Inserting additional constructs might be required

What happens is that a+++b is evaluated as (a++)+b which is not the expression the AST above describes and really produces a different result and side effects. Sometimes whitespace, parentheses and semicolons might be necessary in order to preserve correct semantics. This particular example can be solved by inserting a space between the pluses:

a+ ++b // Correct, evaluates as a+(++b)
a+++b // Incorrect, evaluates as (a++)+b
a++ +b // Incorrect, same as a+++b

Babels algorithmic solution for this is simple: Whenever the current code ends with a plus and something starting with a plus should be appended, it inserts a space between the two pluses. But this is a really specific rule to one kind of problem and there are many other cases where whitespace, parentheses or semicolons are necessary.

Abstract syntax trees contains a lot of implicit information

From the example presented here I learned that an AST contains a lot of implicit information that has to be taken into account when converting it into source code. When is a semicolon necessary? When is whitespace necessary? There are obvious cases like the space character after the const keyword, but there are more nuanced cases like a+++b. They might be syntactically correct with or without whitespace in certain places but mean different things. And a source code generator that works with an AST has to respect all these rules. In conclusion: The work performed by babel-generator is way more difficult than I expected it to be!

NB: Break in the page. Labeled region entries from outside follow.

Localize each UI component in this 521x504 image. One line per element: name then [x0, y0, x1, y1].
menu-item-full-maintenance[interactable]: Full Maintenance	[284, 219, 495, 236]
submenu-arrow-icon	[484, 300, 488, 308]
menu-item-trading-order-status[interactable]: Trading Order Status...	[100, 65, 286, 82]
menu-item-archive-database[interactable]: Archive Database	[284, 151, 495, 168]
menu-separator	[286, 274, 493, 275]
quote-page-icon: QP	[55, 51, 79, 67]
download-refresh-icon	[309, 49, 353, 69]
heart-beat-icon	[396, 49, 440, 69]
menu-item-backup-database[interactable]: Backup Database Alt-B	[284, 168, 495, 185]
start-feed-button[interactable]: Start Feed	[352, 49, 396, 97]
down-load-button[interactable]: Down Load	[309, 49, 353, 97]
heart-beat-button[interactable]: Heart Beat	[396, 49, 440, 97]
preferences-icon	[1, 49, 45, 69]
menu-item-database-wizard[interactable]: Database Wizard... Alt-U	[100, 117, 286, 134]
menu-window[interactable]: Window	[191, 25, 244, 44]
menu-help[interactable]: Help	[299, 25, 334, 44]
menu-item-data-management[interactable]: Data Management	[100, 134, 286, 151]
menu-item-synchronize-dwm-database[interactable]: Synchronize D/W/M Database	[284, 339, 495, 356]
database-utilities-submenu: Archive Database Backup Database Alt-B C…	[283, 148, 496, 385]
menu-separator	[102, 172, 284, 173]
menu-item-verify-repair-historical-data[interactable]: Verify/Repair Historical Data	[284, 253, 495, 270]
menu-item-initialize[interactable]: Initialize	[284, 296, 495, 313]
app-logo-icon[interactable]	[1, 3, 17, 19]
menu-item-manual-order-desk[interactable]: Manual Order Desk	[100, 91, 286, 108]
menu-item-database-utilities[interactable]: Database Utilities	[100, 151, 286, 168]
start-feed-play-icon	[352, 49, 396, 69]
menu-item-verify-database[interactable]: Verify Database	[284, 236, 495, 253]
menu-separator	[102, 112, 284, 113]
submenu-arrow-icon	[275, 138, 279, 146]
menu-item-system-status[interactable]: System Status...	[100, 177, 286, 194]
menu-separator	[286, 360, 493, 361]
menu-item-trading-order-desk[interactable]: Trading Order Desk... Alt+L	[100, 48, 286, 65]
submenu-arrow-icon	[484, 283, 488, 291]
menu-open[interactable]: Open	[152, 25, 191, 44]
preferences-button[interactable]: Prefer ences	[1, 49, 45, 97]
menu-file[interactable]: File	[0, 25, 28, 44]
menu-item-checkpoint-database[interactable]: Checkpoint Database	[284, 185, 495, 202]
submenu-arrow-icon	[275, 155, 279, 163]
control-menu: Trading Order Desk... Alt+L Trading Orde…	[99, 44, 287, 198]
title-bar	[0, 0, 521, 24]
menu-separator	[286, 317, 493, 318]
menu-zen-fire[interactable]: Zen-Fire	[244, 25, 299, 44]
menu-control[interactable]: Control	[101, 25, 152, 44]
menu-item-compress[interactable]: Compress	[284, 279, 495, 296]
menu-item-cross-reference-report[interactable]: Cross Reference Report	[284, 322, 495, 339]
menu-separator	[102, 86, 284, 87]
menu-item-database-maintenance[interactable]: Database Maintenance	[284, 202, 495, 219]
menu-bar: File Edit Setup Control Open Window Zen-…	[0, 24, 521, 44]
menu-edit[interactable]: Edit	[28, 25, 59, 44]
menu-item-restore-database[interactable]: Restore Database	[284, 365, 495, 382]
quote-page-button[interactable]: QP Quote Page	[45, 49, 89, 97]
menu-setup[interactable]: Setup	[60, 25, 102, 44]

Having thought about this for a while now I think the fundamental problem is the following: an AST is a much richer structure than a string or sequence of tokens. The string representation of the program needs additional helper constructs that group and order different parts, while the tree structure encodes this in its relations between nodes. From this perspective, an AST seems like a much more natural although less flexible representation of a program.